Brian Shaw is an experienced engineering leader helping Uphold navigate the complex intersection of crypto and traditional finance. In this episode, he shares how his team builds resilient infrastructure to handle unpredictable market spikes, the lessons learned from major incidents, and how AI is starting to reshape reliability engineering.
1. The Unique Reliability Demands of a Crypto-Fintech Platform
“We're in an interesting place,” says Brian Shaw, reflecting on Uphold's unique position at the intersection of crypto and traditional finance. “We're subject to, to a certain extent, multiple markets,” he explains. Market fluctuations, whether from crypto or traditional finance, impact their platform significantly.
“Depending on what's happening specifically in the crypto market can affect what's happening with our user base, as well as the traditional finance world.” But it's not just passive observation. These fluctuations lead to major reliability challenges. “We can be operating pretty normal one minute… and just a certain piece of news or a certain thing that happens in the world can just trigger everything to just spike up like crazy.” In this environment, resilience isn’t optional but a core concern to Uphold’s ability to serve its customers.
2. Microservices, Kubernetes, and the Role of Cloud-Native Tools
Uphold’s ability to adapt to sudden traffic spikes depends heavily on modern, cloud-native architecture. “It kind of goes back to fundamentals,” Brian explains. “Making sure that our microservices architecture is truly a microservices architecture, that services really are decoupled.” This design allows individual components to scale or fail gracefully without taking down the entire system.
The backbone of this is Kubernetes. “We host most of our infrastructure in AWS. We do run all of our critical systems on Kubernetes.” One essential tool is Carpenter, an open-source solution from Amazon. “It helps us keep the nodes rolling, keep the nodes updating, and it really helps us scale.”
During one event, Uphold saw traffic surge from “about 200,000 requests per minute… up to about six, 700,000” within seconds. Tools like Carpenter ensure the infrastructure can grow, and shrink, dynamically to meet these extreme demands.

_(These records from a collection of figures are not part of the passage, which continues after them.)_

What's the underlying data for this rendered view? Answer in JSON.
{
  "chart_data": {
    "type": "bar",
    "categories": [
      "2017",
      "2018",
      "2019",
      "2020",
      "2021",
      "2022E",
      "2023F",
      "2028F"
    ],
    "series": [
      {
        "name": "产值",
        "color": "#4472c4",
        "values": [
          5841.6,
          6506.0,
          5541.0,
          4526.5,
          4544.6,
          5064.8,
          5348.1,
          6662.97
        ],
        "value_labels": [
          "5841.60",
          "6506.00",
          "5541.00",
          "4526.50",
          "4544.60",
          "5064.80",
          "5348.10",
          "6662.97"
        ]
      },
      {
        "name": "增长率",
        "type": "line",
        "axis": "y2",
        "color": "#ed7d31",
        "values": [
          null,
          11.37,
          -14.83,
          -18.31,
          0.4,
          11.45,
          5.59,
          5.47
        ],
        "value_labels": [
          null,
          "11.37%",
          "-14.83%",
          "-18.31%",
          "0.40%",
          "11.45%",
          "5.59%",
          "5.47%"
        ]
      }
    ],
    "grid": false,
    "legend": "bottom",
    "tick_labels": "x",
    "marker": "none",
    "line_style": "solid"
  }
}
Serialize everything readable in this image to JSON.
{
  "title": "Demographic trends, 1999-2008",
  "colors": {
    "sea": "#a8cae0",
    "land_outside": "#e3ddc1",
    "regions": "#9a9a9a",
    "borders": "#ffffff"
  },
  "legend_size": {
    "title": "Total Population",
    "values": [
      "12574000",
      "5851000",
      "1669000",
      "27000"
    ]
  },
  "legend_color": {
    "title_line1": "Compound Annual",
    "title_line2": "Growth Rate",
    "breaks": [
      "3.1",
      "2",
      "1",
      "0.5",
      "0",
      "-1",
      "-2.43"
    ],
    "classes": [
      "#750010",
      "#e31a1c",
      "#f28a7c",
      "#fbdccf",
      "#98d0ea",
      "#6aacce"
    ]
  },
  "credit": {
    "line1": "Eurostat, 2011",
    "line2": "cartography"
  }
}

3. The Birth of the Platform Reliability Team
One of Uphold's biggest reliability lessons came from an unexpected market event. Brian recalls, “The SEC in the US made a certain ruling on crypto assets and the markets reacted very positively to it.” As one of the few platforms carrying that particular asset, “the entire markets came to us to start trading.” But the surge overwhelmed their systems. “Basically, we lost out on an entire day of trading that asset because our systems couldn't handle the load.”
The aftermath wasn’t just technical: it reshaped their organizational structure. “That resulted in the creation of a formal platform reliability team within Uphold,” Brian explains. The team focused first on addressing the weaknesses that were detected from that incident. Over time, they adopted principles that align most closely with the SRE principles from the Google. But Uphold takes a pragmatic approach, focusing on “metrics that mean something to us.”
4. Security and Transparency in the Finance-Crypto Hybrid Space
Operating at the intersection of finance and crypto brings unique security challenges, and Uphold embraces transparency as a core value.
“We're fully transparent with our reserves,” Brian emphasizes. “At any given time, anybody in the world can go to our website and see exactly the value of the assets that we're holding.” This approach builds trust but also makes them an attractive target. “Obviously makes us an interesting target, right? Because we're telling you what we have to get at.”
Uphold operates as a regulated entity, subject to PCI standards for card issuance, and adheres to ISO 27001 and SOC 2. But security goes beyond frameworks. “We're always conscious of how do we make sure that things are secure from the inside as well as from the outside, making sure the right people have the right access, protecting secrets, not logging into systems.” For Uphold, security is constant vigilance.
5. The Growing Impact of AI on Operations and Reliability
AI is reshaping software development. And operations teams like Brian’s are watching closely. “One of the things that I'm finding the most interesting is probably some of the AI tools and trying to use those to our benefit,” he shares. AI helps uncover hidden issues by analyzing code and infrastructure at scale. “You can point something at your infrastructure's code repo or your application repo and just say, find me typos, find me security concerns.”
But AI's influence doesn’t stop at development. It’s increasingly being applied to operations. “Trying to take a look at that from the angle of our platform reliability, maybe analyze what's happening in our environment, taking a look at the logs, taking a look at the metrics, trying to signal us the things that we might not notice otherwise.” While it's early days, Brian is optimistic AI will “help probably reduce incidents over time.”